Overall Rating for the Show (From best to worst: SmackDamn, SmackTastic, Smack Bang in the Middle, SmackDowner and A Smack in the Face)
SmackDown this week was a bizarre combination of good wrestling and confounding booking. Every segment had a question attached to it, such as why has Roman Reigns been cast in the Looney Tunes? Why did Kofi and Styles have a match, when they’re involved in entirely separate narrative arcs? And what happened to Fire & Desire’s match with The IIconics?
Of course, none of this was enough to entirely undermine the largely solid wrestling on display. Each of Owens & McIntyre, Ali & Nakamura and Kingston & Styles put on an entertaining showing. Even more so, many of the new matches announced for SummerSlam should send hearts a-fluttering.
While eyebrows may be raised at the prospect of Black vs Zayn, given the latter’s recent downward trajectory, there’s legitimate excitement around the return of Trish Stratus and Ali vs. Nakamura (should that be made official).

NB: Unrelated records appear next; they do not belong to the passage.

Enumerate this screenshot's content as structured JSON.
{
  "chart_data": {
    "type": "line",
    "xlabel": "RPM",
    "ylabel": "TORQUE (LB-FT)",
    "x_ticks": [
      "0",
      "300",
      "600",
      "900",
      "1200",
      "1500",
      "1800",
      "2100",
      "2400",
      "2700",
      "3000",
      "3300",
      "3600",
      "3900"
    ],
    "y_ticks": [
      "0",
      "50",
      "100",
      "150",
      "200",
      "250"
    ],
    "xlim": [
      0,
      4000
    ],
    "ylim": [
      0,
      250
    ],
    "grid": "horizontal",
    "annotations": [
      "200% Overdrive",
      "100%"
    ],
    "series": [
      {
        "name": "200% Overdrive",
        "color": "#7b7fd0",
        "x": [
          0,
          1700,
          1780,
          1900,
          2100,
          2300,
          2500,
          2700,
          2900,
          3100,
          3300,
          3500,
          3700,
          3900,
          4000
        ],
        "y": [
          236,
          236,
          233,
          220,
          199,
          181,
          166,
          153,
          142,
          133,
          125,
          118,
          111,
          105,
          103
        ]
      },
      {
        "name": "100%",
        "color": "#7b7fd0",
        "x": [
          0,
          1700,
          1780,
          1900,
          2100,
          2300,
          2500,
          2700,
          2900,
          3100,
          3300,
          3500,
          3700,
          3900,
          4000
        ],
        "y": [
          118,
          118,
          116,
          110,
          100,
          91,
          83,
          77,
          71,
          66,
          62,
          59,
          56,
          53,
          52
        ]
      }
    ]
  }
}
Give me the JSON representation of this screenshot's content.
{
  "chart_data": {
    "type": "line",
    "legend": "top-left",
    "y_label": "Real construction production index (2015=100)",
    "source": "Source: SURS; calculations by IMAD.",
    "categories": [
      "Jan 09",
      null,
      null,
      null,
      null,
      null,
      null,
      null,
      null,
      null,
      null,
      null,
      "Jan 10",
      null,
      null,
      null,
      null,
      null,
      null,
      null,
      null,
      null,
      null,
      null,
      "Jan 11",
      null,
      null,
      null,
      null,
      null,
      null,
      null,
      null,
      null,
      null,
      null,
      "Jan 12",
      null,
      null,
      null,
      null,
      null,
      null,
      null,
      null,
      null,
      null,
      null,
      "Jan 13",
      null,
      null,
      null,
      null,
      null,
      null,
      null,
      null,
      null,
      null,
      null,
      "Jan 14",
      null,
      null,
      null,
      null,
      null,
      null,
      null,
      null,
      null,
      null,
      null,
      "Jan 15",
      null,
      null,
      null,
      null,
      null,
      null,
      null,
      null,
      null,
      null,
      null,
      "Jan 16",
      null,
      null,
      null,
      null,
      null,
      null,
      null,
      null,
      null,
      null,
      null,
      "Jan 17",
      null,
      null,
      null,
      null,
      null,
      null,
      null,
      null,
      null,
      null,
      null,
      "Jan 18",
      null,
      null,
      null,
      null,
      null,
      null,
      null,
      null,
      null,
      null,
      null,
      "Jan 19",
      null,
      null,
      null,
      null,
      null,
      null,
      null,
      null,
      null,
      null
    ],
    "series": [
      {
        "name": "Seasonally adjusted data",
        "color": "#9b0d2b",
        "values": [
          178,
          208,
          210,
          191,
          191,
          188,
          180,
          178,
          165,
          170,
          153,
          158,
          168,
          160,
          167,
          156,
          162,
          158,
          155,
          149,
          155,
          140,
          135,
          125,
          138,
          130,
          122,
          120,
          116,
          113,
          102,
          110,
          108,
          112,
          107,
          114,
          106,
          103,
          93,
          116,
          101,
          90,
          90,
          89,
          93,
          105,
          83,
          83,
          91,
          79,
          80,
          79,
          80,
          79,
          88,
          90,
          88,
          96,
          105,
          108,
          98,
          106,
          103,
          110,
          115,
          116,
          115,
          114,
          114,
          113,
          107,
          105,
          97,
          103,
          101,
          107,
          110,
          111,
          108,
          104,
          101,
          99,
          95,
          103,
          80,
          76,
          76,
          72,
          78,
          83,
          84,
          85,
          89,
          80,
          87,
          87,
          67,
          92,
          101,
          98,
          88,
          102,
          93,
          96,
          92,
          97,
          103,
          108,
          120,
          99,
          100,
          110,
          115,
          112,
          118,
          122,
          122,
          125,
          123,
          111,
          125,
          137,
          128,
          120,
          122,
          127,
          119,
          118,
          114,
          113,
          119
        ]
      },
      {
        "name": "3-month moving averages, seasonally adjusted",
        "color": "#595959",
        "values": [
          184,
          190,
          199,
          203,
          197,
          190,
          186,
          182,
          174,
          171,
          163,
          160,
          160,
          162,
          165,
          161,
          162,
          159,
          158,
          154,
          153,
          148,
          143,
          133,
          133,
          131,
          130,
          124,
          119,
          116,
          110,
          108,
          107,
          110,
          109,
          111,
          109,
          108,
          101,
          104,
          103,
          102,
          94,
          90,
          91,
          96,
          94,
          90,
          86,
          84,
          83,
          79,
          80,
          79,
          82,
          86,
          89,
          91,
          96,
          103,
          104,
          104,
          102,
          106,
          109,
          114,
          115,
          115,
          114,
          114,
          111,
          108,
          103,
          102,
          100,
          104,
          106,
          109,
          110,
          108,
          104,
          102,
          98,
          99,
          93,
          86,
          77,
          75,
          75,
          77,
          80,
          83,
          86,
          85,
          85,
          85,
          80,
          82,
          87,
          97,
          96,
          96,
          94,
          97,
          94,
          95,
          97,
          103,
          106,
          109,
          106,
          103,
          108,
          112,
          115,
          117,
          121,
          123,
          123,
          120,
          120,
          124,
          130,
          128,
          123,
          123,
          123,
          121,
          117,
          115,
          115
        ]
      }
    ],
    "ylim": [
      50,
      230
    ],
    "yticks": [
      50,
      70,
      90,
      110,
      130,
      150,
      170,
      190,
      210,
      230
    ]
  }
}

But nothing compared to Firefly Funhouse and the reemergence of ‘The Fiend’. Bray Wyatt remains head-and-shoulders above everything else on SmackDown at the moment, and it’s hard to comprehend that his genius exists on the same show that routinely keeps Aleister Black locked in a cupboard.
With all that said, SmackDown was a largely solid – if unspectacular – affair. With little in the way of memorable moments, it’s hard to call the show an out-and-out success. For that reason, SmackDown Live was a high Smack Bang in the Middle.